La posición de Sánchez sigue el mismo guión que ha mantenido el Gobierno desde que se produjo el episodio: negar cualquier responsabilidad institucional en la gestión previa y posterior, y preservar la relación bilateral con Marruecos por encima de cualquier otra consideración. Una postura que genera escepticismo en amplios sectores políticos y sociales, que cuestionan tanto la eficacia de la respuesta del Ejecutivo como la fiabilidad de sus explicaciones sobre el papel de Rabat.
Sin autocrítica ni reconocimiento de fallos en la vigilancia fronteriza
La entrada masiva de migrantes por la frontera ceutí en julio puso en evidencia las deficiencias del sistema de vigilancia y alertó sobre la fragilidad de los acuerdos de control migratorio con el país vecino.

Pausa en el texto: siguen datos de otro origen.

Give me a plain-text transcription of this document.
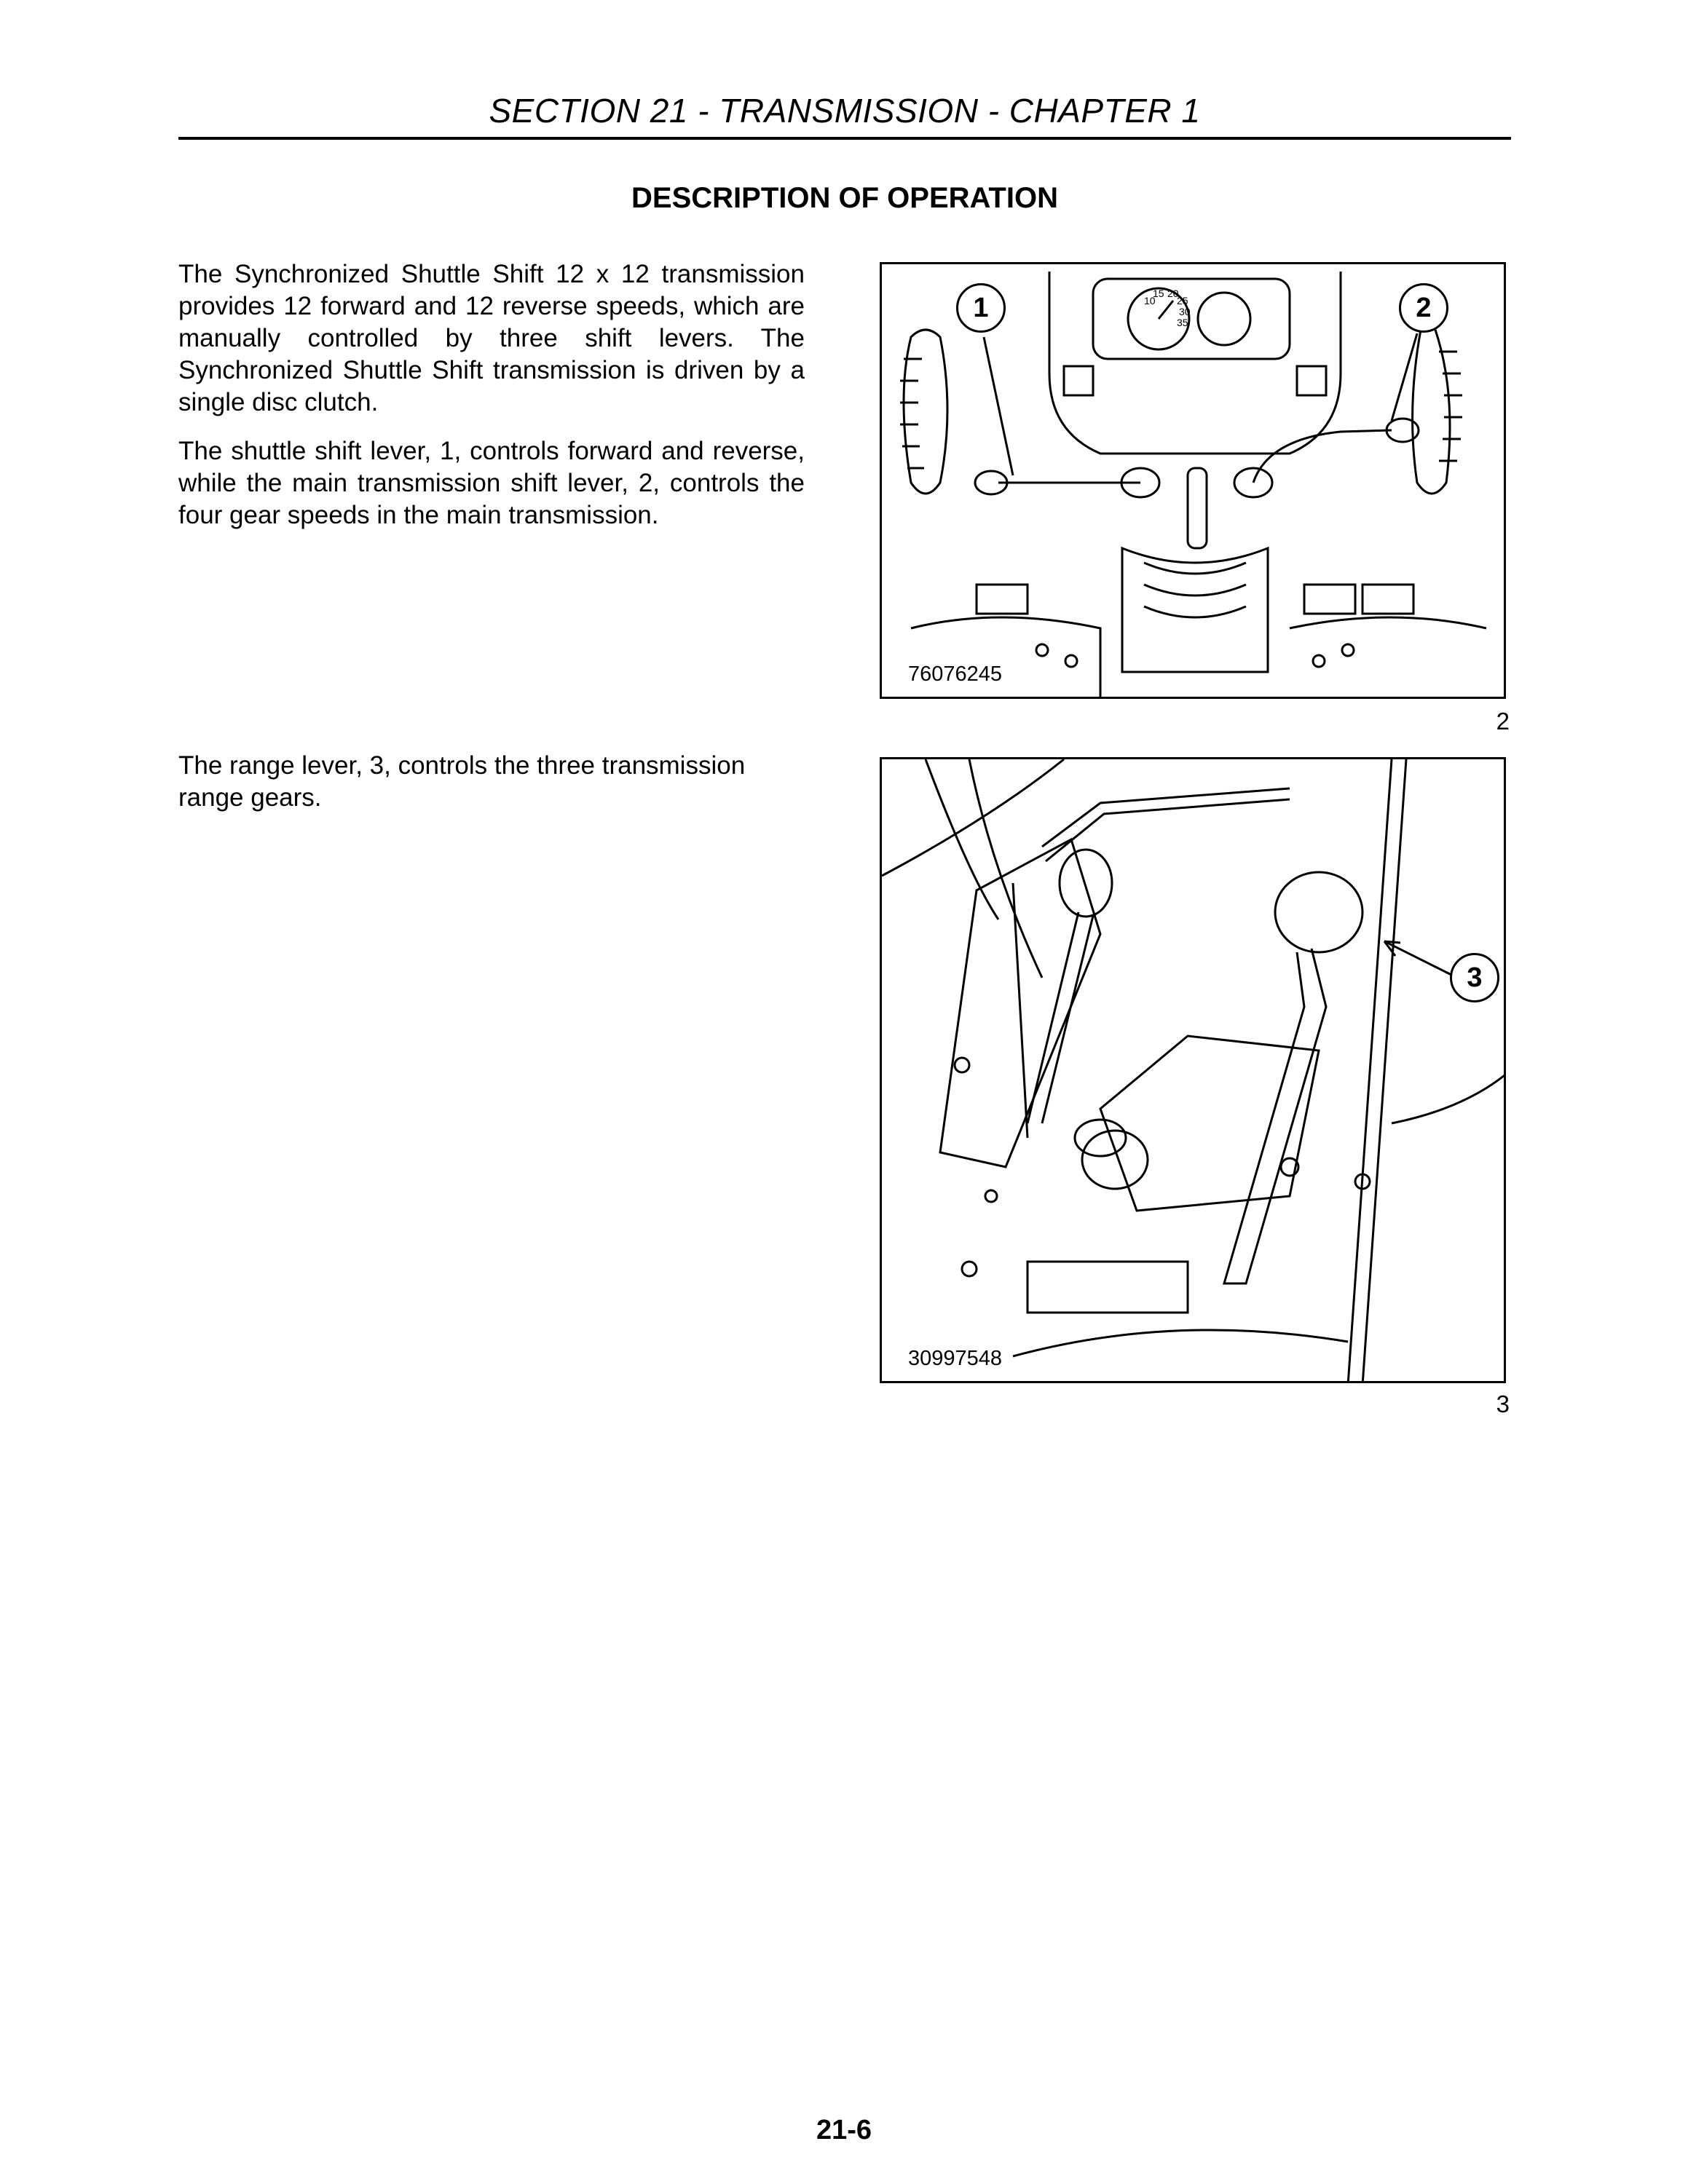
SECTION 21 - TRANSMISSION - CHAPTER 1
DESCRIPTION OF OPERATION

The Synchronized Shuttle Shift 12 x 12 transmission provides 12 forward and 12 reverse speeds, which are manually controlled by three shift levers. The Synchronized Shuttle Shift transmission is driven by a single disc clutch.

The shuttle shift lever, 1, controls forward and reverse, while the main transmission shift lever, 2, controls the four gear speeds in the main transmission.

The range lever, 3, controls the three transmission range gears.

10
15 20
25
30
35
1	2
76076245
2
3
30997548
3
21-6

Sin embargo, Sánchez descartó que existiera ninguna alerta previa que el Gobierno hubiera podido ignorar o infrautilizar. Esta versión choca frontalmente con la de varias fuentes políticas y con las dudas que han trasladado algunos responsables locales sobre la coordinación entre administraciones.
El presidente tampoco abrió la puerta a revisar los términos de la relación con Marruecos ni a exigir explicaciones formales a Rabat. La diplomacia de la discreción y la gestión de la dependencia estratégica con el reino alauí —especialmente en materia migratoria y de seguridad— siguen condicionando la capacidad de respuesta del Gobierno ante episodios de este tipo. El «de momento» con que Sánchez matizó su defensa de Marruecos fue el único resquicio verbal que dejó abierto, aunque sin concretar qué condiciones podrían cambiar esa posición.